Because good music follow pre-determined principles which includes consideration of the placement of keys on the piano and the pianist’s own anatomy, practise concentrated on the coordination of motions involving the fingers, hands and arms result in significant improvement. Much more so than spending a lot of time and energy on finger muscle building exercises.
This realization revolutionized how I practised scales. They are so monotonous that I used to invent excuses why I did not practise them. I understood their value in improving technique, practised in the many possible keys such C major, A minor, F major and so on widens one’s grasp of the limits in the range of the pitch and tone of the piano. Accuracy and sharpness in pressing the keys also improve as a result. Yet pratising them felt tedious.
With possession of the new insight, I incorporated the motions of my elbows to move the arms right and left along the stretch where the keys are on the piano. Combined with the swivelling of the forearms my hands are piloted to their target keys where the fingers are positioned to press them accurately. Practising scales became more of an exercise to develop the habit of coordinating the motions of the elbows, forearms, hands and fingers. Not merely a grind of hitting the same sequence of notes over and over again. Put first priority on focusing on correcting the motions of your body, second priority on the reading of the notes and striking of the keys.
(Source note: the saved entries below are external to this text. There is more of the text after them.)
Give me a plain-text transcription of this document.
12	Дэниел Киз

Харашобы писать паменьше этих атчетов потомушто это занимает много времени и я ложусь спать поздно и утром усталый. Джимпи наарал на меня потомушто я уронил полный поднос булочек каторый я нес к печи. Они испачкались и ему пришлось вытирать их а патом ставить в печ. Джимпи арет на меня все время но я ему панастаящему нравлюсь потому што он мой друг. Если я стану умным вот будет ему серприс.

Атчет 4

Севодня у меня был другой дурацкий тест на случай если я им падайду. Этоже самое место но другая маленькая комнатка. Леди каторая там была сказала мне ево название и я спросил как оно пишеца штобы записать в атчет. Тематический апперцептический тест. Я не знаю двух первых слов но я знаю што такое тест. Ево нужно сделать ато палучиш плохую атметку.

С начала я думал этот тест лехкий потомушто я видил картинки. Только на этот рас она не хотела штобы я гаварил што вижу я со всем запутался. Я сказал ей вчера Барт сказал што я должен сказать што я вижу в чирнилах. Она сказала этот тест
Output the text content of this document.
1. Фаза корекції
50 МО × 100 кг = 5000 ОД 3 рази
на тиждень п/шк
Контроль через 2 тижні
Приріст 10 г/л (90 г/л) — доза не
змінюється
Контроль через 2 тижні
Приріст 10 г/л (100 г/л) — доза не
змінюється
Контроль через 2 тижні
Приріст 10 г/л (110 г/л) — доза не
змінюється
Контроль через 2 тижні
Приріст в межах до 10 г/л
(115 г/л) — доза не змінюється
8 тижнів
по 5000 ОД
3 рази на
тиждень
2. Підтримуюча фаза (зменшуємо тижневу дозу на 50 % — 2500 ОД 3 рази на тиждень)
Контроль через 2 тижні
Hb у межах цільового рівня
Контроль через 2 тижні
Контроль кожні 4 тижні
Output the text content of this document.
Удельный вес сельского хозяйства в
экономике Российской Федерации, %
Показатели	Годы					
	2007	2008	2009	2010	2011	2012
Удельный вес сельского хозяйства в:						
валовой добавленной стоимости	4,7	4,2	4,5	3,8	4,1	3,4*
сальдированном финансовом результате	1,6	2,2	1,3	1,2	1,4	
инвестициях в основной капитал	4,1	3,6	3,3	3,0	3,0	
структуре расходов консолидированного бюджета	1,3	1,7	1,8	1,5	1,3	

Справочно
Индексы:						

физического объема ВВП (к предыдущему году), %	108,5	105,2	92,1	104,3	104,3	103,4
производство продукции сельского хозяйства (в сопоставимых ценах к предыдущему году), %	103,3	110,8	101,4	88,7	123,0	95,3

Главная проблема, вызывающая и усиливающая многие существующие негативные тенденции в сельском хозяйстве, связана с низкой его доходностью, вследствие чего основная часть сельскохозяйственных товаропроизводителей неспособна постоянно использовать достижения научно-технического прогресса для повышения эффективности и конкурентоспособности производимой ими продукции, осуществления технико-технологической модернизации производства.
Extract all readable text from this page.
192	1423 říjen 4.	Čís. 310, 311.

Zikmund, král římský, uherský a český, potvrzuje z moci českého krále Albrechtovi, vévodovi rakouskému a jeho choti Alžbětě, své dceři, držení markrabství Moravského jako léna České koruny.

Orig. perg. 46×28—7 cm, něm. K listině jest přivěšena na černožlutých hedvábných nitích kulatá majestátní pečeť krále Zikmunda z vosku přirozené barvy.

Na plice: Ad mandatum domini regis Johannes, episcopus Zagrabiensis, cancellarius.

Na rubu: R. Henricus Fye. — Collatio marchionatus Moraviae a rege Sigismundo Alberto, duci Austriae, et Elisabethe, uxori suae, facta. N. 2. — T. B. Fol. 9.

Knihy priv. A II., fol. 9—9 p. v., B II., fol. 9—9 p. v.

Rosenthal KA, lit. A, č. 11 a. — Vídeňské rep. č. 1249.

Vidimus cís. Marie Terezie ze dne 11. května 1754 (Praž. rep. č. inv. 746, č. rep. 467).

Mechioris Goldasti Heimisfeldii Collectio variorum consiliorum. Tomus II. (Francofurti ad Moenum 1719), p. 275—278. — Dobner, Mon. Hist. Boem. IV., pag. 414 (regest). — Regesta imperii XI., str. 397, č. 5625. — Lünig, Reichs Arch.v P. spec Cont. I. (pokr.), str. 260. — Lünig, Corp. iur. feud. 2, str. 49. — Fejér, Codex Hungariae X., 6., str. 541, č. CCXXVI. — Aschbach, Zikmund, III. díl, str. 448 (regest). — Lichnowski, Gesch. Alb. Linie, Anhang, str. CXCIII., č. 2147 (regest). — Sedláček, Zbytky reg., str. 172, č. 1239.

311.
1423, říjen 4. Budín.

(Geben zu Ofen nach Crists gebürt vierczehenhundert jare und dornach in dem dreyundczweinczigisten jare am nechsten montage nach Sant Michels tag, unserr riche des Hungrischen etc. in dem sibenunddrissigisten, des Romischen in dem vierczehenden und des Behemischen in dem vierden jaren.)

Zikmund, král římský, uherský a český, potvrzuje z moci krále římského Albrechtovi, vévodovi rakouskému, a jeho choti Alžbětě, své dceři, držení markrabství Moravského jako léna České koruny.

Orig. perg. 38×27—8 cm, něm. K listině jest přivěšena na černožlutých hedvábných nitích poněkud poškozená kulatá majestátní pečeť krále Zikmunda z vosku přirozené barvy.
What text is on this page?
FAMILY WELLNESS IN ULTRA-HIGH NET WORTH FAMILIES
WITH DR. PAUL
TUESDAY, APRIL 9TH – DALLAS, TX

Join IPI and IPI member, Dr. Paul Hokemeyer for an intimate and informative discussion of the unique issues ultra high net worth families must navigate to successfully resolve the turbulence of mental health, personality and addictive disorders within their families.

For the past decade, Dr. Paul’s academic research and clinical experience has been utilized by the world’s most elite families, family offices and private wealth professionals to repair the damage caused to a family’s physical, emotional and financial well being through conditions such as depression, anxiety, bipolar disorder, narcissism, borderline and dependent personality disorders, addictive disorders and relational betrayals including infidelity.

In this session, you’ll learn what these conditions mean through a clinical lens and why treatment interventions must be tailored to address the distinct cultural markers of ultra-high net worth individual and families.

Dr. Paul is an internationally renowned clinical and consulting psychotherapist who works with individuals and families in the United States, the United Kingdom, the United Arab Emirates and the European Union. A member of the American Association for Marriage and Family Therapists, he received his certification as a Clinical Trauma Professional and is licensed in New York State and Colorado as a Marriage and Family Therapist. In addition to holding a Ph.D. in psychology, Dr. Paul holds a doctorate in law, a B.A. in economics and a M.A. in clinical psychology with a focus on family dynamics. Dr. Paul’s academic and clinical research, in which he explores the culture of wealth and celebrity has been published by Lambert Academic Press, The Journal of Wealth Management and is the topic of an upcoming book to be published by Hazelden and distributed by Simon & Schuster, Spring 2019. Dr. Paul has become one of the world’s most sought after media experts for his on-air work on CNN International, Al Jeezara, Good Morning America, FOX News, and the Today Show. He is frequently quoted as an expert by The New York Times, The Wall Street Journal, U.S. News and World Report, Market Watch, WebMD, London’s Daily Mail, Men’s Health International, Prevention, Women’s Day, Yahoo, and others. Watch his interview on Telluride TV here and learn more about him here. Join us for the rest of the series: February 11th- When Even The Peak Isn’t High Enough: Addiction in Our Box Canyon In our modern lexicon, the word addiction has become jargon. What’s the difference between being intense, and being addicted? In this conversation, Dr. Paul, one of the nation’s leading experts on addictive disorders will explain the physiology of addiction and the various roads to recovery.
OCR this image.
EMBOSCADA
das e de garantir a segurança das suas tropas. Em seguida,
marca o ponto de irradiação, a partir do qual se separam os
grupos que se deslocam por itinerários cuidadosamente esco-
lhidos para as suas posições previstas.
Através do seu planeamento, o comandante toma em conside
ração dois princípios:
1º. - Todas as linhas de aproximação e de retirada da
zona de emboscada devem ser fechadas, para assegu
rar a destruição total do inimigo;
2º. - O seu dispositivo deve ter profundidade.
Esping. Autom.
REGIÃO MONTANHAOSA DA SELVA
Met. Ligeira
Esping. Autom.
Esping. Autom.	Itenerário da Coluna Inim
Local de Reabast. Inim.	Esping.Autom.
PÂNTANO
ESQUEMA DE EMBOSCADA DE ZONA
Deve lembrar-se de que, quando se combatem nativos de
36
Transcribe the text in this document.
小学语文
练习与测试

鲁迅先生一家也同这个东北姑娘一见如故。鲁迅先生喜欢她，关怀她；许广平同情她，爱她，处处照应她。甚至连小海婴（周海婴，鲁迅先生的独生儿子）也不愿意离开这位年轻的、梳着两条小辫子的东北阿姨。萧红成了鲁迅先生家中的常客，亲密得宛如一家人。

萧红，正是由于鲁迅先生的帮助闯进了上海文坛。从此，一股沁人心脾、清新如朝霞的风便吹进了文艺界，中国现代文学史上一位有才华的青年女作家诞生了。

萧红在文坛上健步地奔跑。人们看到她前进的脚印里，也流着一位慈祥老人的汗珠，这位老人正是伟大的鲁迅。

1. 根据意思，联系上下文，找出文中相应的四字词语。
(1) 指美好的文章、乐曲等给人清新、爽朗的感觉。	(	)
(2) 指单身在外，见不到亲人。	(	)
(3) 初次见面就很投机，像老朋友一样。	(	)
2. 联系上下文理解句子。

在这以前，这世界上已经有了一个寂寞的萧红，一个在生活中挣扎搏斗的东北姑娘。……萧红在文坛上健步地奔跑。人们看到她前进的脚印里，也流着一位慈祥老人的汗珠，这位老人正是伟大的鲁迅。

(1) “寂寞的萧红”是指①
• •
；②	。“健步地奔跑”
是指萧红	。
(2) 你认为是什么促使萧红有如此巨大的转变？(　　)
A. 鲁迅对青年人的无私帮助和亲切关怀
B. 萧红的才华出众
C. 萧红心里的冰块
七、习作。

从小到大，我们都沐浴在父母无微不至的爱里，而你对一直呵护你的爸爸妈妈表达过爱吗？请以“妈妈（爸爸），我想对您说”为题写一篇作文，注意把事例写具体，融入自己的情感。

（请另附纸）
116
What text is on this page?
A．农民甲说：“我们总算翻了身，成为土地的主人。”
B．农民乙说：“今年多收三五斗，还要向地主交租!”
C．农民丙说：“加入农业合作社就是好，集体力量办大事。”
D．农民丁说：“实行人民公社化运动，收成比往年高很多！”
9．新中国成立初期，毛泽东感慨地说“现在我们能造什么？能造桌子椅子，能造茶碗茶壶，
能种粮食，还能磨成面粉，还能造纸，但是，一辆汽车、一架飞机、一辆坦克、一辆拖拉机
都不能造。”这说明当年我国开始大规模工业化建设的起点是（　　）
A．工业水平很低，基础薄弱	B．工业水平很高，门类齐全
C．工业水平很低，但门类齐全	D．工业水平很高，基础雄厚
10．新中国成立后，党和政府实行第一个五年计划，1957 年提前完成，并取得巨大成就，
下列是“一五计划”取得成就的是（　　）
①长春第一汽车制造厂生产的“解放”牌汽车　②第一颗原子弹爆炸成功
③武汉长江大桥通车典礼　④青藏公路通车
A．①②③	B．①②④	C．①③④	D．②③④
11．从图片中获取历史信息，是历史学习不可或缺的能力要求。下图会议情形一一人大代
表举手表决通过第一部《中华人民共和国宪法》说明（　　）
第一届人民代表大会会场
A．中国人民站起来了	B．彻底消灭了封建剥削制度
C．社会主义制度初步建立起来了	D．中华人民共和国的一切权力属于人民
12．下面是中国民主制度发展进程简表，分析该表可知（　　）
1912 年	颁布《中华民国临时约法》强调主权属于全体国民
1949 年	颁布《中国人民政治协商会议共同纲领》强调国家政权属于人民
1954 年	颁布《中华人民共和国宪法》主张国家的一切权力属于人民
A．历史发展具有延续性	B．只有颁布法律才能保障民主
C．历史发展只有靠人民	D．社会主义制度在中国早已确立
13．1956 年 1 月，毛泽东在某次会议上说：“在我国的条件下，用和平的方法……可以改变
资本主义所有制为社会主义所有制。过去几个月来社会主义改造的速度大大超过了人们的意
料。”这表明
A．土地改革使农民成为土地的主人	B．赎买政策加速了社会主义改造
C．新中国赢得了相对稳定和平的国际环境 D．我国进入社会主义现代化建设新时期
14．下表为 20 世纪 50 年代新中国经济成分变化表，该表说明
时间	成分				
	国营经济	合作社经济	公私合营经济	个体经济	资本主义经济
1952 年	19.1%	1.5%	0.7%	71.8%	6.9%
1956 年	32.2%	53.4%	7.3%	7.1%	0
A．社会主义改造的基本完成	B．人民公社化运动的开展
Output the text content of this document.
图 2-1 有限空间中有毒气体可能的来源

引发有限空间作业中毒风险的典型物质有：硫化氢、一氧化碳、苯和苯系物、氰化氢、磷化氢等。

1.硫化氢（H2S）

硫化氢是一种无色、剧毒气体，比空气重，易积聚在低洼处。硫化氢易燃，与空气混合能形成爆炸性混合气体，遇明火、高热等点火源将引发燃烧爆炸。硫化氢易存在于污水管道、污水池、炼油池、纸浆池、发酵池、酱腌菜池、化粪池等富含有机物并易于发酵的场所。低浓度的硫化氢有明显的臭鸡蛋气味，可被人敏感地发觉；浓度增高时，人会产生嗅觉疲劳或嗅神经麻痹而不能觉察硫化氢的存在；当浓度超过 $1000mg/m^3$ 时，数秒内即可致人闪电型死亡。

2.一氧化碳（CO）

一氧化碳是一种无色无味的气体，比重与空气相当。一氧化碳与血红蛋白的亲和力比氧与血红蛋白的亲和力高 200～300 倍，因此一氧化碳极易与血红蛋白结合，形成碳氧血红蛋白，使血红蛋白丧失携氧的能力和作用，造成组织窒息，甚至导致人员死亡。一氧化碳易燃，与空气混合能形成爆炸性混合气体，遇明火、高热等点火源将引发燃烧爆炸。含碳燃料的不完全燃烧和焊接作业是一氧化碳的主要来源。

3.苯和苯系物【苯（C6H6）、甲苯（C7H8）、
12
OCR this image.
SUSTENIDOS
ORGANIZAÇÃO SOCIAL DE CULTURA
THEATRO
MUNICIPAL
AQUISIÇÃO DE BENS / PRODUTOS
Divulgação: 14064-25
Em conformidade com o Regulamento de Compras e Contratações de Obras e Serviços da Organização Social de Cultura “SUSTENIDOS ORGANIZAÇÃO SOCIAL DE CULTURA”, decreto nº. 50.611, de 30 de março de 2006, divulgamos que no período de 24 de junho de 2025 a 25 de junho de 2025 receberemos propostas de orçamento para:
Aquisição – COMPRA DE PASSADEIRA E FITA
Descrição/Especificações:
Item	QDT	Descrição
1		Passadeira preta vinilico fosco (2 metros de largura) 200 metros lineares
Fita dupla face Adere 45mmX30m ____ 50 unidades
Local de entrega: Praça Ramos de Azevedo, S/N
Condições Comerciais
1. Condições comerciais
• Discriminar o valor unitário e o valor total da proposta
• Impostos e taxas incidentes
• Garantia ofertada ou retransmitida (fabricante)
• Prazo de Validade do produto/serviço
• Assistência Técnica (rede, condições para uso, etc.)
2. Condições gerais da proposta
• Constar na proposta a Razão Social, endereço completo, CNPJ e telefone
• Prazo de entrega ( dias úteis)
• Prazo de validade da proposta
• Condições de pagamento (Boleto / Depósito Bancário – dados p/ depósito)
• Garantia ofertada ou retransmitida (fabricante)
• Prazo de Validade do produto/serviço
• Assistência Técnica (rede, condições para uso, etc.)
The importance of coordinated motions is more apparent when practising with both hands. I was taught to learn to play every new song on the piano one hand at a time. Either the right or the left first does not really matter, each to his own. Although I prefer to practise with the right hand first to get an idea of the melody and grasp the rhythm. Then practise the accompaniment with the left hand. Despite having been able to play single hands smoothly, I always stumble when I begin to practise with both hands. Such is the wiring of the brain that completely new neurons have to be built to play a newly learnt song on the piano with both hands. Therefore the need to put in the effort, time and energy to practise with both hands. Proficiency acquired practising with the right hand plus proficiency acquired practising with the left hand does not equal proficiency playing with both hands instantly.
Piano practise is an exercise in developing habits to coordinate the motions of the fingers, hands, arms and the rest of the body involved in the act of playing the piano. The natural inclination is to focus the attention on what is written on the music score and keys of the piano, but it is how well the motions of the various parts of the body coordinate with one another that leads to improved technique.